Two projects involve flexible surgical tools, one tackles cochlear implant tuning, and the fourth targets involuntary muscle responses in people with spinal cord injuries.
“None of these things is close to market,” adjunct professor Marie C. Thursby told the panel, adding the process to date is designed to answer this question: “You have a technology. So what?”
Thursby, regents’ professor emeritus and member of the strategy faculty at the Scheller College of Business, Georgia Institute of Technology, first brought the program to Vanderbilt in fall 2015. She founded Technological Innovation: Generating Economic Returns (TI:GER®) in 2002 as a collaboration between Georgia Tech and Emory University.
The engineering PhD students are Andrew Ekelem, Nicolo Garbin, Katy Riojas (all in mechanical engineering), and Ahmet Cakir (computer science). Cakir and Riojas also are part of the Vanderbilt Institute for Surgery and Engineering (VISE).

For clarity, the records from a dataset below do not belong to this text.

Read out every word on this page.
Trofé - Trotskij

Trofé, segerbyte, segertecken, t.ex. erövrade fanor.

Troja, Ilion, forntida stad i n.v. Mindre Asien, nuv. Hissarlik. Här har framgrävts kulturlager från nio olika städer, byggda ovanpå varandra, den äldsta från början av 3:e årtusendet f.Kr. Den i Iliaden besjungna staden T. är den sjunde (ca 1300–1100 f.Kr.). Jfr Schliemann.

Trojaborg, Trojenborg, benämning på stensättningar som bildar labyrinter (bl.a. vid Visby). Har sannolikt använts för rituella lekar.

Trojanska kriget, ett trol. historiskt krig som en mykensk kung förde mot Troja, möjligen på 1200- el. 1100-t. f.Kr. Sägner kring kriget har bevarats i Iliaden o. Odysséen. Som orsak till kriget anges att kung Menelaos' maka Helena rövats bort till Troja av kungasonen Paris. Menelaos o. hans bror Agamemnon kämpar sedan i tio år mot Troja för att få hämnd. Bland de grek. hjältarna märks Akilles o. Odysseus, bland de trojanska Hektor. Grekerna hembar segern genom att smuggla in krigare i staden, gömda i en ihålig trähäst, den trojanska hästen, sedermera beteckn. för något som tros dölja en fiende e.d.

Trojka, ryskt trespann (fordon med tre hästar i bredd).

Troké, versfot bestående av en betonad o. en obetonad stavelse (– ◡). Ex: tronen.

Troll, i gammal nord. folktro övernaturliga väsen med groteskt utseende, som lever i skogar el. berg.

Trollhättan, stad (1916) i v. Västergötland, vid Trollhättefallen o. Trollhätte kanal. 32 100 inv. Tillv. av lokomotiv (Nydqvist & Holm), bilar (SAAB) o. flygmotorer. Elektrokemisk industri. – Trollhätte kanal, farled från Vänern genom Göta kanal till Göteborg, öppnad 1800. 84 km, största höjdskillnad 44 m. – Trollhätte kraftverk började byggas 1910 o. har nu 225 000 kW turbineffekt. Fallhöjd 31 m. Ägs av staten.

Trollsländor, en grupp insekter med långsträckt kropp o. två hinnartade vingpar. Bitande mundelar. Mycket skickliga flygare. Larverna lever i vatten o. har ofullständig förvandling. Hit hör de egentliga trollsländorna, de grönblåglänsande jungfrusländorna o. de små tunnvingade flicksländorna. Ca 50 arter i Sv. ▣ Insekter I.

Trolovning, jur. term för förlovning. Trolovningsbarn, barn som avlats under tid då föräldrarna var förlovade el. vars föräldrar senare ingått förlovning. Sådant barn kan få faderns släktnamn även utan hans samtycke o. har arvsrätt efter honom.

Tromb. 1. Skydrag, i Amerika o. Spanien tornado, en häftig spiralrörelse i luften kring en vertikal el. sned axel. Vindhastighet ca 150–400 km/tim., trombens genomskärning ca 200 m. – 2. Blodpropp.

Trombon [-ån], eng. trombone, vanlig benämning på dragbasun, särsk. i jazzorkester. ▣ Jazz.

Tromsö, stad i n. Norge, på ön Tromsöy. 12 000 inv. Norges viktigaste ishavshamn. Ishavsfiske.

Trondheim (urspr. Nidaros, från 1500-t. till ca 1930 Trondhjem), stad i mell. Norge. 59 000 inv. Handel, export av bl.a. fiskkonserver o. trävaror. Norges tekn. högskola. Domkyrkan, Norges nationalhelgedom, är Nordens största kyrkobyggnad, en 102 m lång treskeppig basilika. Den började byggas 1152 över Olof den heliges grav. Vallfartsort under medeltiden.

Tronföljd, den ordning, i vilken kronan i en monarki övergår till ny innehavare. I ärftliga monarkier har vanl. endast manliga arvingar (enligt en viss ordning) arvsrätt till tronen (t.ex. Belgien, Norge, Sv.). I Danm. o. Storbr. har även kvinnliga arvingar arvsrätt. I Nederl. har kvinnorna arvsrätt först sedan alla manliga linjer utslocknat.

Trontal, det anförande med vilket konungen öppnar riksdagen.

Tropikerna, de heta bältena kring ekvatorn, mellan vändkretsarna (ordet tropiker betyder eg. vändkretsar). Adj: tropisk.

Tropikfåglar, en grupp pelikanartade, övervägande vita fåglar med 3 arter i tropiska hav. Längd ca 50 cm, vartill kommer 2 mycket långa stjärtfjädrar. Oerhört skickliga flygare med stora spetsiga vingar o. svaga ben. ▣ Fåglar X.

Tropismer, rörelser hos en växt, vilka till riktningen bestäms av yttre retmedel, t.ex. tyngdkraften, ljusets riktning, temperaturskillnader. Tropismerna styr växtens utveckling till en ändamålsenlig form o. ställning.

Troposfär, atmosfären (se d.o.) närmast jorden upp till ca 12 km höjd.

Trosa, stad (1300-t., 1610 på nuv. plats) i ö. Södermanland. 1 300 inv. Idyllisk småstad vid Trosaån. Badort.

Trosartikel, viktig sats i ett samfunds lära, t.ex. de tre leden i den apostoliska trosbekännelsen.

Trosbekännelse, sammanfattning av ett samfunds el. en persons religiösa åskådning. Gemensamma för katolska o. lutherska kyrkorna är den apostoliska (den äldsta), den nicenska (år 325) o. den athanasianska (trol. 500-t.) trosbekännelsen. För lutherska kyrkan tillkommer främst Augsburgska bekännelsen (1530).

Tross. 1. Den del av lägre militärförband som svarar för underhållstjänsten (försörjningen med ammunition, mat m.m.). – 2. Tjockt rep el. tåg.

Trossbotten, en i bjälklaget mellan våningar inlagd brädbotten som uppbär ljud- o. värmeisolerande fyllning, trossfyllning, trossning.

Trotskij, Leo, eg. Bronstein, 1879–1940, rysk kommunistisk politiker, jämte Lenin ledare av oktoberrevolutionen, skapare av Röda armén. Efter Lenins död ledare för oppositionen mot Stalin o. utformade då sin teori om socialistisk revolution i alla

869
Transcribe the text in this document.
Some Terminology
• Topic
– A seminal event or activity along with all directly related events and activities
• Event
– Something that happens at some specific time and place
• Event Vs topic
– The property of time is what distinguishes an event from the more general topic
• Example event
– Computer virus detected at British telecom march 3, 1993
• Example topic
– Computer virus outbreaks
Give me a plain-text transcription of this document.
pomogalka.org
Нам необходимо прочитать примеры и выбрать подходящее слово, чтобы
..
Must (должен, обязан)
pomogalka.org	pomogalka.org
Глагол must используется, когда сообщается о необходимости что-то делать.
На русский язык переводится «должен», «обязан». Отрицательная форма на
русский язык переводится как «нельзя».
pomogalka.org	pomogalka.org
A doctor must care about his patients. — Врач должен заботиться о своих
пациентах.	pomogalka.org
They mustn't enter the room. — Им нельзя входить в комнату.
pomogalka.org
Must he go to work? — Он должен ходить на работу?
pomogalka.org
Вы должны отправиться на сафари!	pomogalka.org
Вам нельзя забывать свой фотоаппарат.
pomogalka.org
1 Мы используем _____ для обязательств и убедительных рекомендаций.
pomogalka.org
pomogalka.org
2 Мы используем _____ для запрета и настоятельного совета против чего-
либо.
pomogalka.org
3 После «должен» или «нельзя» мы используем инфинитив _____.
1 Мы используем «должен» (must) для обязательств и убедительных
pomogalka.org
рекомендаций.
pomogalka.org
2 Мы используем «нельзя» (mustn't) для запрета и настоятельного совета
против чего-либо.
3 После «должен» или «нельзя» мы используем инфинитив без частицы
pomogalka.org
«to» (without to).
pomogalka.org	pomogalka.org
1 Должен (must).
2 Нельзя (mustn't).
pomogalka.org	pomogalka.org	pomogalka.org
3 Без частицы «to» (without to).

Reviewers included Owen Dean Eric Johnson; School of Engineering Associate Dean for Graduate Education Duco Jansen; Cornelius Vanderbilt Chair in Engineering Benoit Dawant, also director of the VISE; Professor of the Practice of Engineering Management Christopher Rowe, also director of the division of general engineering; David Daniels Allen Distinguished Chair of Law J.B. Ruhl, also director of the program on law and innovation; Germain Böer, professor of accounting and emeritus adviser, Owen Entrepreneurship Center; and Stryker Warren, health care management consultant and mentor at The Wond’ry.
The same evaluators will return next spring after teams solidify their commercialization plans to hear more formal pitches. In January they students begin interviewing potential customers in earnest and finalizing production prototypes.
At this juncture, the panelists were cautiously intrigued.
Rowe recommended the teams go “far beyond” Vanderbilt in conducting customer discovery because physicians and other providers based at a teaching and research hospital won’t be representative of the broader healthcare market. Warren questioned whether the identified market subset would support a new venture when an existing player already dominates.
“It is not too early to think about what could go wrong,” Ruhl suggested. “Lawyers are very good about following the money and following everyone who touched everything. You’ll want to make sure you have protection upstream and downstream.”
Warren also cautioned the teams were likely underestimating the cost, including regulatory approvals, of getting to market.
“As an entrepreneur and investor you know that everything takes longer and costs more, and you bet the jockey and not the horse,” he said. “What is sitting right at the end of your nose you may be missing?”